There is one key piece of information you need right up front to truly understand Laundry Day. We do not own a washer or dryer. We also live in one of those rare apartment complexes with no laundry facility. We must then pack up all of our dirty clothes into presorted sacks and then lug them a fair distance to the closest laundromat mat. Evidently part of "urban renewal" is the elimination of many such facilities as we must drive ten minutes to the closest one in a slightly less desirable part of town (Not that there is anything wrong with that part of town. The reason I know where the laundromat is is that we almost moved to an apartment complex next door but we couldn't afford the units they had available).
Now I know what you are all thinking. You have immediately started singing lines from Dr. Horrible.
There is nothing sexy about the laundromat. It is dark and cramped and while clean you always come out with the slight aroma of smoke in your work clothing.
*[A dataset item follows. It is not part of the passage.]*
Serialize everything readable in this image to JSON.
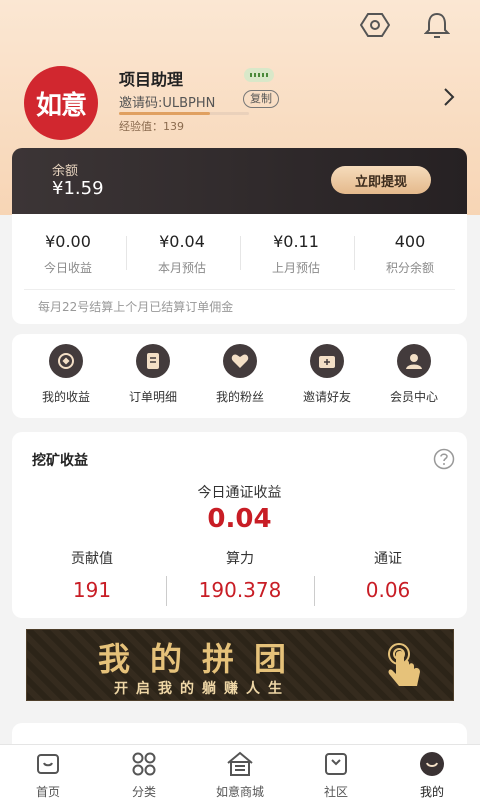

The washers never hold quite enough and the dryers never get everything quite dry. There are only two chairs in the whole place and those are being used by small children playing video games and chattering on loudly in a language you don't understand. The only real good thing about the laundromat is that this is one of the few that still takes quarters. Everyone is so proud of their reloadable cards, but I prefer to carry around eight dollars in change rather than be stuck with a perpetual fifteen cents on my card that I'll never get to use.
Joss Whedon lied to you. There's no flirtatious interaction and absolutely no one wants to go more than absolutely necessary, let alone twice a week. And there is absolutely nothing to do, at all, except time how fast I can knit a pattern repeat.
For the record, about six minutes. It would be faster if I did not have to stop to explain myself to a very confused older woman. Evidently people do not think better of you for surreptitiously pulling out your phone to snap a picture of your legwarmers in progress. Who knew?